A patchwork picture by me |
Childhood quilt memories shape my work now. Quilts I looked at and touched. Quilts in storybooks and fairy tale pictures. And my dearest love: quilts in Alison Uttley's books. In "A Traveller in time" the patchwork quilt is a traveller in time itself - the fabrics, the papers are all part of the history of the family and the farm. The family of a Derbyshire farm: people, animals, fields, rivers, trees, the house and its contents all belong together and are sufficient in themselves. If anything is needed it is made - useful objects and folk art - so intertwined who can define the difference? A rake, a stool, a quilt; all belong. All live their lives, carry on their existence without the benefit of outside approval. A quilt can be art or it can keep the sleeper warm. It can be for best or utilitarian.
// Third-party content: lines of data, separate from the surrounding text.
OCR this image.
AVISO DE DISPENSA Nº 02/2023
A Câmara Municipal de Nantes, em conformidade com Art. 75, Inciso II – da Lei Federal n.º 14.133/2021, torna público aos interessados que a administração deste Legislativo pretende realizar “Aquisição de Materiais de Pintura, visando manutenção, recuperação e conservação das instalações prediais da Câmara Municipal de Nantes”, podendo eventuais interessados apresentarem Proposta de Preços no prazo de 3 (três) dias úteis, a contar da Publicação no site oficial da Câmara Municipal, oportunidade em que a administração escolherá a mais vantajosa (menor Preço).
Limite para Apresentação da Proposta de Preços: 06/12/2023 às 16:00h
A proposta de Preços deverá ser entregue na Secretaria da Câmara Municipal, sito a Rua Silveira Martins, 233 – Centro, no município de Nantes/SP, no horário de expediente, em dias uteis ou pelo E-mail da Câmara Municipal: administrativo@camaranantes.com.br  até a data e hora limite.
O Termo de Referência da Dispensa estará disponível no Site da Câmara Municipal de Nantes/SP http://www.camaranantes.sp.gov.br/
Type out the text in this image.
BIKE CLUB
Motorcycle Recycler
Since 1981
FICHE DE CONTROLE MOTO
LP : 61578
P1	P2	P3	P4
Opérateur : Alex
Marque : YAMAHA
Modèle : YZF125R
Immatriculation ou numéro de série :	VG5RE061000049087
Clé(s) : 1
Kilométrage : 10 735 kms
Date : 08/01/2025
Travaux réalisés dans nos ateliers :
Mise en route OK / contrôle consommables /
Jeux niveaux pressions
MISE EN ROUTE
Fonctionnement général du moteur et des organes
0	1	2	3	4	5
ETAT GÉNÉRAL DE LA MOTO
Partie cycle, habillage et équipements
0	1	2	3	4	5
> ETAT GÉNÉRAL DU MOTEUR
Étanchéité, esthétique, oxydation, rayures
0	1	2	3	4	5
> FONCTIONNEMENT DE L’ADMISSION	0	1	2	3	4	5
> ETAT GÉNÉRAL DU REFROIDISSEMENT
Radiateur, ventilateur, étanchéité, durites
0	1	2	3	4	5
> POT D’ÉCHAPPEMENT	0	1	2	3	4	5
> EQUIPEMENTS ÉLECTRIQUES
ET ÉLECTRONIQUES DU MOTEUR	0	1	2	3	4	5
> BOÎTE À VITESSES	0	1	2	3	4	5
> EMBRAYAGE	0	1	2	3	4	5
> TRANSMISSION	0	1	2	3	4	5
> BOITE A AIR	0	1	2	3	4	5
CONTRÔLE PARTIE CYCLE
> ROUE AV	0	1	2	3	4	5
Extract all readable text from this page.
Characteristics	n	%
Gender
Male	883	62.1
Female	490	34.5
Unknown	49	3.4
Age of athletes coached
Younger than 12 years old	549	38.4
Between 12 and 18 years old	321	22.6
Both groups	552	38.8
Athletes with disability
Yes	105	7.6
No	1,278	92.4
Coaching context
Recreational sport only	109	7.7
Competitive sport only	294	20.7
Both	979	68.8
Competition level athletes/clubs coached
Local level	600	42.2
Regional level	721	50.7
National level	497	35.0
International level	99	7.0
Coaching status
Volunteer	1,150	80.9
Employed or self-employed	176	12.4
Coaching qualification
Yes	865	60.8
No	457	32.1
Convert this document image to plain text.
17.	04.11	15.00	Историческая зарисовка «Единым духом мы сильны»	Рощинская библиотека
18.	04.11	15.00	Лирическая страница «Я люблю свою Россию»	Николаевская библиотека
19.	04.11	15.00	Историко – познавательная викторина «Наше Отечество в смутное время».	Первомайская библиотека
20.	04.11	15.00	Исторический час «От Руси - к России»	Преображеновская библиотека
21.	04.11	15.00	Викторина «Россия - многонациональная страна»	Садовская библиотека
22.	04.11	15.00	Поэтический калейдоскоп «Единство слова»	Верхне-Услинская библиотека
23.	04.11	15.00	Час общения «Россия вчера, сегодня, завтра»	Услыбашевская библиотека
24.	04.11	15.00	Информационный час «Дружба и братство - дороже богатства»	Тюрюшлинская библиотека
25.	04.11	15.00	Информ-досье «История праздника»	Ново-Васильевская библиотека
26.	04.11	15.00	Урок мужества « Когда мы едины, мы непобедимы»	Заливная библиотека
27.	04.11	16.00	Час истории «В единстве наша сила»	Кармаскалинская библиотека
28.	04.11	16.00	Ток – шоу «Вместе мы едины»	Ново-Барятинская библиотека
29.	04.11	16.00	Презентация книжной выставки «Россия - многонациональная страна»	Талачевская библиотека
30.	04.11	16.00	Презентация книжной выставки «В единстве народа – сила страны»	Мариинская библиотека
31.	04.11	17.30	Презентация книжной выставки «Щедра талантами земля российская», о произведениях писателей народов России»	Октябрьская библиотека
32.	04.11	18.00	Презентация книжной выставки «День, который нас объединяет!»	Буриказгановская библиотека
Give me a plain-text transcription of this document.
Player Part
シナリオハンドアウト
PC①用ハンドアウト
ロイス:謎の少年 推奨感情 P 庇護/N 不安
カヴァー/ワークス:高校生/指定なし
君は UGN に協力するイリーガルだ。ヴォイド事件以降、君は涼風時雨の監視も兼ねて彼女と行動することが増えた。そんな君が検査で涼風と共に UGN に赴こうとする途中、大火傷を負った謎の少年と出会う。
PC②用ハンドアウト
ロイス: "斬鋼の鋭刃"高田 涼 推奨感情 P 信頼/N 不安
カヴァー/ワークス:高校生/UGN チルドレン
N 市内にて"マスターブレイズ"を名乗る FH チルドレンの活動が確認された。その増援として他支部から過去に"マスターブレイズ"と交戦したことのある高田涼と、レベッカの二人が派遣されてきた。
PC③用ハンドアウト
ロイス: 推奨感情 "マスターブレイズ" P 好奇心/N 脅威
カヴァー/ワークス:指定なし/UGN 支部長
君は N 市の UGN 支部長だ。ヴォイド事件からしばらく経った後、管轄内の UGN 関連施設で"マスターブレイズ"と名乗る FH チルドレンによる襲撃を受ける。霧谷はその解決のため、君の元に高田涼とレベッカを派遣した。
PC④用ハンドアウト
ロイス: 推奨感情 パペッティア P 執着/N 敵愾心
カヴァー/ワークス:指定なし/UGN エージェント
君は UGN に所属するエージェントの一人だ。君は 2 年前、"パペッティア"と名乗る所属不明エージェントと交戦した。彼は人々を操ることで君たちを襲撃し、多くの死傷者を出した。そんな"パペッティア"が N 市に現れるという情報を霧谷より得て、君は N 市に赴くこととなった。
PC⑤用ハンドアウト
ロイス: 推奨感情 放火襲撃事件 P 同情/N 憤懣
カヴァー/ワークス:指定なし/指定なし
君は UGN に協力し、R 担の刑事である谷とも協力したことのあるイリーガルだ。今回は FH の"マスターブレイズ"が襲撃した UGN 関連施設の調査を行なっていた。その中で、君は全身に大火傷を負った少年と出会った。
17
The bed smells of lavender and woodruff; the window is open, a bird is singing. The quilt is part of the present. The quilt is part of the old people, the ancestors. All live together - past and present - house and land- people and animals. A quilt always contains the people who made it and the times in which all of its constituent parts had life. Wedding dresses, mourning dresses, thunderstorms, terrible years, glorious summers, all are in the quilt. All the life of the household captured and contained, to travel on into the future.
My childhood copy of the book |
Kate W. Aimson was interested in patchwork both as a needlework scholar and ethnologist, but also in her role as a psychic collector. The patchwork quilt with its psychic residues is ideal working material for her. Fenny Bentley uses patchwork in her doffs, which she uses to tie herself into the world of Fleams, and be one with it.